11. Uma Justiça Bloqueada
A justiça portuguesa atingiu uma situação completamente inaceitável que se traduz em atrasos inenarráveis, em procedimentos labirínticos incompreensíveis, em manobras e expedientes dilatórios patrocinados pelos agentes do sistema, ou no final de muitos anos de processo e de julgamento em penas ou absolvições que já não traduzem justiça ou a memória dos factos. Para além disso, parece ser já insuportável a tendência corporativa no seio do sistema judicial, que é manifesta no corpo das magistraturas do ministério público e judicial, a que acresce o facto de serem ambas servidas por sindicatos que tendem a exercitar a limites imparáveis essa tendência de funcionamento corporativo. Uma sociedade complexa, de economia de mercado e de afirmação efectiva da liberdade individual, democrática em substância, não pode conviver com uma justiça em estado de completa descredibilização e quase anarquia, como é a que presentemente se vive no País. Com um sistema de justiça como o actual, prática e inequivocamente bloqueado, Portugal perde imensa capacidade de criação de riqueza, de manutenção dos níveis adequados de coesão e confiança entre as pessoas e nas instituições, e pode mesmo vir a transitar inelutavelmente para formas de conflito incomportáveis dentro dos limites da convivência social habitual.

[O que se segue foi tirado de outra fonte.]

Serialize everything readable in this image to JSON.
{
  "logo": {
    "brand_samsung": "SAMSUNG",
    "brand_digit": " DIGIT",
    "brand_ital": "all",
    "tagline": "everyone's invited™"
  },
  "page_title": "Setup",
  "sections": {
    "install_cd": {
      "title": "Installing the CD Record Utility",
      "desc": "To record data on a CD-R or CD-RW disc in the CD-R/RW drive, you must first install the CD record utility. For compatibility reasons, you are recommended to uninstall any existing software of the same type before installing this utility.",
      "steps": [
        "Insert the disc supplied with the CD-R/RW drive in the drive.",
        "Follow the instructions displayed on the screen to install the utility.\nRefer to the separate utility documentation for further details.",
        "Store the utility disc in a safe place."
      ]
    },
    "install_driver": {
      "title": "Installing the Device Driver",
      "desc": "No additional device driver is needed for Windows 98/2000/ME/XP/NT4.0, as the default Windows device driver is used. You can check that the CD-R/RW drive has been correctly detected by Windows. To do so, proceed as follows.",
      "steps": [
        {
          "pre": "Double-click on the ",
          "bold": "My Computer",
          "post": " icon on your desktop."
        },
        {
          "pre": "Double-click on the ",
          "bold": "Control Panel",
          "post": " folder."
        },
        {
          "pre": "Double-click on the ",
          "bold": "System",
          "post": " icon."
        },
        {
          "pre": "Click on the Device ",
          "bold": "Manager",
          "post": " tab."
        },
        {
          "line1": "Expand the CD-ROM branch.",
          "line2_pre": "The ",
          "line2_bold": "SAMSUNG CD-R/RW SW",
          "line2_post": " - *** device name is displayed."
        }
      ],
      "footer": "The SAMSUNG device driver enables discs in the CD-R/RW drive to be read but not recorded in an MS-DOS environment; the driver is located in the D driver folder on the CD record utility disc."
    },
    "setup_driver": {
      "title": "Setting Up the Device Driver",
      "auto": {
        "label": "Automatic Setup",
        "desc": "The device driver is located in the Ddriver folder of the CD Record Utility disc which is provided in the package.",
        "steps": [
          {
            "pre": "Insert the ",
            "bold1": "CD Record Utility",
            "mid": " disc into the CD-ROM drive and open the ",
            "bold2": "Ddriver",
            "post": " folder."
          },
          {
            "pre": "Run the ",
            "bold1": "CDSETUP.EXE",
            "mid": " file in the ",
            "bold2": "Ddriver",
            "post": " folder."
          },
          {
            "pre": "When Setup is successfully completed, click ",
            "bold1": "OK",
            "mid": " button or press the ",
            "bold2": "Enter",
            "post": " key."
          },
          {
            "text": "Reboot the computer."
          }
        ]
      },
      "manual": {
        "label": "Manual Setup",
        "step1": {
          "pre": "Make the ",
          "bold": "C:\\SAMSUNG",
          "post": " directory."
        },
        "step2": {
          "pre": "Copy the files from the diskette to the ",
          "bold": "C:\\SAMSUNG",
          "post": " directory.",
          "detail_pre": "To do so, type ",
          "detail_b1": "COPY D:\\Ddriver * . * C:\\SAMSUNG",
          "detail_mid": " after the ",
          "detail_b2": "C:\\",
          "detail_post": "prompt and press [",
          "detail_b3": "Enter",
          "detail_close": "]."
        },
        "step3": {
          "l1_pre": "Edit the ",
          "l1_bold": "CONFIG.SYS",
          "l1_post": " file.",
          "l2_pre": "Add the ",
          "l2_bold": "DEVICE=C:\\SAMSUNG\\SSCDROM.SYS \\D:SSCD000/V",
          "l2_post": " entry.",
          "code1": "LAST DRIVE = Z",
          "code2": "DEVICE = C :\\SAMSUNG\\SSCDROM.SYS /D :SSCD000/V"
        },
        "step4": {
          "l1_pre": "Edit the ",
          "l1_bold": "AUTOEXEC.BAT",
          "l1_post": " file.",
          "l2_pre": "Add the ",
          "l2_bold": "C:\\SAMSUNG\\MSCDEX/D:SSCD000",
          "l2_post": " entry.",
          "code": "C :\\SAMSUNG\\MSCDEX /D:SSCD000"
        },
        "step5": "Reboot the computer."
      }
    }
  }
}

12. Nenhuma Visão e Estratégia de Futuro
Portugal não tem hoje uma autêntica visão e estratégia de futuro. Não se conhecem as grandes apostas económicas, culturais e as abordagens geoestratégicas do País. As forças políticas e partidárias, as que agora governam e as que se lhe opõem, não têm exprimido convenientemente as escolhas estruturais e de médio e longo prazo que a Nação devia prosseguir no espaço das duas próximas décadas. Não existe verdadeiro e profundo pensamento estratégico hoje em Portugal. Tudo parece discutir-se ano a ano, no máximo, e com pronunciado foco no ciclo eleitoral seguinte. Por isso, Portugal navega em mar alteroso e no seio de uma enorme tormenta, sem visão e caminho definido, sem conhecer um projecto nacional que possa ser maioritariamente esclarecido e comungado. E assim, sem mais e melhor política, estratégia, e vontade empenhada da cidadania, o nosso futuro colectivo como Pátria e Nação seculares não pode ser ambicioso e promissor.

Conclusão
Portugal tem de mudar imenso, fazer transformações políticas, ideológicas, partidárias, económicas, educativas e de justiça que permitam sair deste ciclo de definhamento e decadência em que tem vindo a viver toda esta primeira década do século XXI. E essa mudança tem de ser tão profunda que permita terminar com muitas das fragilidades, dos bloqueios e mitos que se firmaram numa narrativa político-ideológica que limitou o crescimento da riqueza e da prosperidade nacionais e reduziu as sucessivas governações a distribuir o que foi havendo e que cada vez menos se foi produzindo. Essas narrativas estavam no passado e têm de ser ultrapassadas em nome de um outro futuro para os portugueses de todas as idades. Tudo isto será certamente o “FIM do Regime” e o também provável “FMI do Regime”!